Here on Long Island we had Spring For a Day — sunny, warm, blue skies — and Steve went roll a roll on the grass of our front lawn and came back looking like this:
I didn’t do much painting this week; all I had to do was re-do a portrait of Claude Monet. I used two references, one from 1886 in a painting by Monet’s friend, John Singer Sargent:
And this one, a photograph from c. 1920:
At first, I thought I could get away with this (it’s just a doodle for the margin):
But, no. So I did this:
OK. Now I see it: I got the head position and the shift of his whole posture wrong. And what’s with that paint brush in his right hand? I will have to have another go at it, which is the norm for this book. I think I’ve painted every single illustration at least twice; some, more than eight times, until I get it right. Because I am part Vulcan and we are sticklers for the truth.
Here’s a Monet fact you won’t read any where else: In 1901 Monet took home the equivalent (in 2017 dollars) of $1.7 million from sales of his paintings. In 2016, one of his pictures of a grainstack made $81.4 million at auction in New York — at my old stomping grounds, Christie’s.
And that’s how you bring a blog post full circle, Dear Readers.

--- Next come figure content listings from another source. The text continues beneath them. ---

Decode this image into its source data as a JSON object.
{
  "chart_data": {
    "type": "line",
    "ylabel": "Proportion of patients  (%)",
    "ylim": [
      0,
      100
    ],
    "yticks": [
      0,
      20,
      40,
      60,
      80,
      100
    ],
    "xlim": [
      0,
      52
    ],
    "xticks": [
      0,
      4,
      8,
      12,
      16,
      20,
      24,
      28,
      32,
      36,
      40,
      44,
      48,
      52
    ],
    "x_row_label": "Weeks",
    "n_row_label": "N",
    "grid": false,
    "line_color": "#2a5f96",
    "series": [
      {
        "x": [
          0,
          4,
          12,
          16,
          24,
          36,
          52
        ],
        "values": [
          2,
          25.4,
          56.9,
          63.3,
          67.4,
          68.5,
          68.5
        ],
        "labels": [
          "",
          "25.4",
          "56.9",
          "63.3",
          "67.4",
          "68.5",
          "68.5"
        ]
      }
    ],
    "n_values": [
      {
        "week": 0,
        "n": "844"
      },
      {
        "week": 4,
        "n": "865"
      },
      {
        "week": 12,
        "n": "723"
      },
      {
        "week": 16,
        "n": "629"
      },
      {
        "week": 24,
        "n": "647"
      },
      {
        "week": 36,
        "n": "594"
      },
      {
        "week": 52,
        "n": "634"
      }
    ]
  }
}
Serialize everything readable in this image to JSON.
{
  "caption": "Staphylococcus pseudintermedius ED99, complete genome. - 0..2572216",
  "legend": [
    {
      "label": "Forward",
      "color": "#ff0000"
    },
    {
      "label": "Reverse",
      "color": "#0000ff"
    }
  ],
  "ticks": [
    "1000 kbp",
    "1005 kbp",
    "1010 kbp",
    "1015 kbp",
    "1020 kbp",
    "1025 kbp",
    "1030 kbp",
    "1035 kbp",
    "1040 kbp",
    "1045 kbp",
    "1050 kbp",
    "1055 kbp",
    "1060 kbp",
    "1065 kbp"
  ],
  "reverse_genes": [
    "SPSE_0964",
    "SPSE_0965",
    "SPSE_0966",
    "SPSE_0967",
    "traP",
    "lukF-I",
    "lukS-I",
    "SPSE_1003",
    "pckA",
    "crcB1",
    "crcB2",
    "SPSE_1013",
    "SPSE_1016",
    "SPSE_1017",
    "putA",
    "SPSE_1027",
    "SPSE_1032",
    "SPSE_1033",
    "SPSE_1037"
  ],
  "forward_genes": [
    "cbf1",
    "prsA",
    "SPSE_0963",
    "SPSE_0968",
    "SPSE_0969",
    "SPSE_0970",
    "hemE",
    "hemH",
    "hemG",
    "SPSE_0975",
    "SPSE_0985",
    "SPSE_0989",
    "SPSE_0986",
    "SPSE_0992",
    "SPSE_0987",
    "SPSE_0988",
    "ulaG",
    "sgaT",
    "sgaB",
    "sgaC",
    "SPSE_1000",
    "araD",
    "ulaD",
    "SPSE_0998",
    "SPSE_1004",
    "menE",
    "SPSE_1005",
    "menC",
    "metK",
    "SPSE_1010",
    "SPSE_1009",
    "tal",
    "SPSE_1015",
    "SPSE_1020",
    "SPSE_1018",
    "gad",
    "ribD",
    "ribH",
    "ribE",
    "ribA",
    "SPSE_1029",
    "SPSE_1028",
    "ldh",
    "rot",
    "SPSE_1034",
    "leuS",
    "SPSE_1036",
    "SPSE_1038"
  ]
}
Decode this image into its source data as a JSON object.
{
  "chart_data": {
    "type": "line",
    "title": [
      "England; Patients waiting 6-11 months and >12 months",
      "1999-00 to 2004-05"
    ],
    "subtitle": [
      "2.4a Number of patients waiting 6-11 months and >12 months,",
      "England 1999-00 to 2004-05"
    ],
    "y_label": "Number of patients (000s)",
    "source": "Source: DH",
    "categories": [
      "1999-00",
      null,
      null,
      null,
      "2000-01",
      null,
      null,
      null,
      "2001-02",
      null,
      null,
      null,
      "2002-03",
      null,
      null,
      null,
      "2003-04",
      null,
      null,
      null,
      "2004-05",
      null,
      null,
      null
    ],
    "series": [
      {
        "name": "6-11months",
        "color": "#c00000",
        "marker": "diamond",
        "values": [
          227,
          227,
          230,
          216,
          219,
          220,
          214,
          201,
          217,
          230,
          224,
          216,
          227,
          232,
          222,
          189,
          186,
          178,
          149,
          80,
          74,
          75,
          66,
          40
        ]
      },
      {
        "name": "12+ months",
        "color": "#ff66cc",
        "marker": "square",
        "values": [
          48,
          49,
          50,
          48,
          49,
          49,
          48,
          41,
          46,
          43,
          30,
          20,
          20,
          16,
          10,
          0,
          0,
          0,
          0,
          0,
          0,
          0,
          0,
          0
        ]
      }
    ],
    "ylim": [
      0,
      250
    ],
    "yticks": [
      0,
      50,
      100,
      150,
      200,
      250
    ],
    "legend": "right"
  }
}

And now it’s time to go back to real life in America, back to another day in the demise of democracy in the Drumpf administration.
We made it through February, Dear Ones: we will get through March, and we will get through it together. See you here next week.
Have a great weekend, and please don’t have bad dreams about work or old boyfriends unless it’s a good story and then I definitely want to hear it.